For Kathy Nicodemus, a fourth-grade teacher at Joplin’s Irving Elementary School, her job is not just about sharing knowledge. It’s about students learning why that knowledge matters.
After her children entered school, Nicodemus worked as a substitute teacher in Joplin for eight years, teaching in hundreds of classrooms. She decided to obtain a teaching degree and graduated from MSSU in December 2012.
For the last three years, she has taught fourth grade at Irving. She says her focus is to make real-world connections to lessons and subjects.
“One of our math standards is to add and subtract to numbers into the millions. I wondered how I was supposed to communicate the importance of knowing how to do it,” she says. “I noticed the digital water bottle savings counter at school. One fountain had kept 10,000 water bottles out of landfills.”
Her students soon were creating questions, charts and graphs with data from each of the school’s water fountains.

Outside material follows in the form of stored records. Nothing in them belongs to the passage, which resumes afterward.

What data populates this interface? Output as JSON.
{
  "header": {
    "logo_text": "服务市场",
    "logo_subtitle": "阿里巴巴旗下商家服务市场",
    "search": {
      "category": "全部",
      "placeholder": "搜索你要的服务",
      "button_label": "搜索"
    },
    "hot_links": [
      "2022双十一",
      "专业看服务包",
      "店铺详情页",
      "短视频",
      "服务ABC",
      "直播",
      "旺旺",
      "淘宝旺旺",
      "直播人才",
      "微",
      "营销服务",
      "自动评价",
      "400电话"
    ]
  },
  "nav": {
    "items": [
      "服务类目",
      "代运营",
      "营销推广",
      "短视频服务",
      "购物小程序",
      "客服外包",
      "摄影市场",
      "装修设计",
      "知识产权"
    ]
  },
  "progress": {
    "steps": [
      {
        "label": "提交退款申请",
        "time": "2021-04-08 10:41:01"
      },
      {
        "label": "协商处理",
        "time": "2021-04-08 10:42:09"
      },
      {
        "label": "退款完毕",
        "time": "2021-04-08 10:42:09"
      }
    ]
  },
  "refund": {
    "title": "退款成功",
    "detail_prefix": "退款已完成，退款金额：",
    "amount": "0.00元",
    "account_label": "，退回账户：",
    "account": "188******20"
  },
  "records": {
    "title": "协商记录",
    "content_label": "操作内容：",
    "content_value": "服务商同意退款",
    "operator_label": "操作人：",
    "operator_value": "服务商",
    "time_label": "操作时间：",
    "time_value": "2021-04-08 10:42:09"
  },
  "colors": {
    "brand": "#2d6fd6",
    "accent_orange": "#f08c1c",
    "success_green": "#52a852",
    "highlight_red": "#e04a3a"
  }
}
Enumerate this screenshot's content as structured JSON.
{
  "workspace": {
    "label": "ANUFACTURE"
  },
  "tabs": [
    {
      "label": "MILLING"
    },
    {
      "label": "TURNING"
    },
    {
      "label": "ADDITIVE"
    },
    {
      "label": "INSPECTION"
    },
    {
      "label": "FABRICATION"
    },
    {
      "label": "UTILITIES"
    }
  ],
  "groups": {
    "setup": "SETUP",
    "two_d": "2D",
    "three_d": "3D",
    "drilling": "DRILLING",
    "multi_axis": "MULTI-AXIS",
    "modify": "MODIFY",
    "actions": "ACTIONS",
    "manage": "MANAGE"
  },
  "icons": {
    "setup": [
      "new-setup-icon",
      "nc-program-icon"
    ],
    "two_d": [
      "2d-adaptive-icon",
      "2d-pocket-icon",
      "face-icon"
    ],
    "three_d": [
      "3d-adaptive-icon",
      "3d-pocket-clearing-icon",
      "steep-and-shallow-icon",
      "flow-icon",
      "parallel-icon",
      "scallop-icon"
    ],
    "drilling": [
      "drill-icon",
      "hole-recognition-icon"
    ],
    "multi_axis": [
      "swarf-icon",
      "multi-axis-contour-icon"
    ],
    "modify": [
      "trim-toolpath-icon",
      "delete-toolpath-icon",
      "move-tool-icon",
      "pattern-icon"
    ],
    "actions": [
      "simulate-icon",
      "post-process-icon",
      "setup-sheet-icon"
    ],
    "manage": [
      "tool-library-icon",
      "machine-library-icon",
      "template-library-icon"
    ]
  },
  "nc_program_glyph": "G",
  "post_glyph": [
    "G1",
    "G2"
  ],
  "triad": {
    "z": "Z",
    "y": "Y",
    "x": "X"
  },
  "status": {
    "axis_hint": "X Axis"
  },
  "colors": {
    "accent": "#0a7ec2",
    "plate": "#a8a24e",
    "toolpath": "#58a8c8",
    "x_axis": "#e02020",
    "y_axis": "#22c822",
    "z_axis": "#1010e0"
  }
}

Guest speakers also helped bring the real world into the classroom.
Her father and stepmother brought their rock and mineral collection in from Sedalia. Another teacher’s father, a race car driver, spoke about force and motion. A firefighting school student from MSSU talked about his training. A Wyandotte tribe princess taught Native American dances. Nicodemus’ husband spoke about food packaging and employee hiring.
A local pizza restaurant provided a discount on uncut pizzas to help students understand fractions.
“I also tell stories,” Nicodemus says. “All I have to say is, ‘OK, I have a story,’ and 21 sets of eyes are glued to my forehead like laser beams.”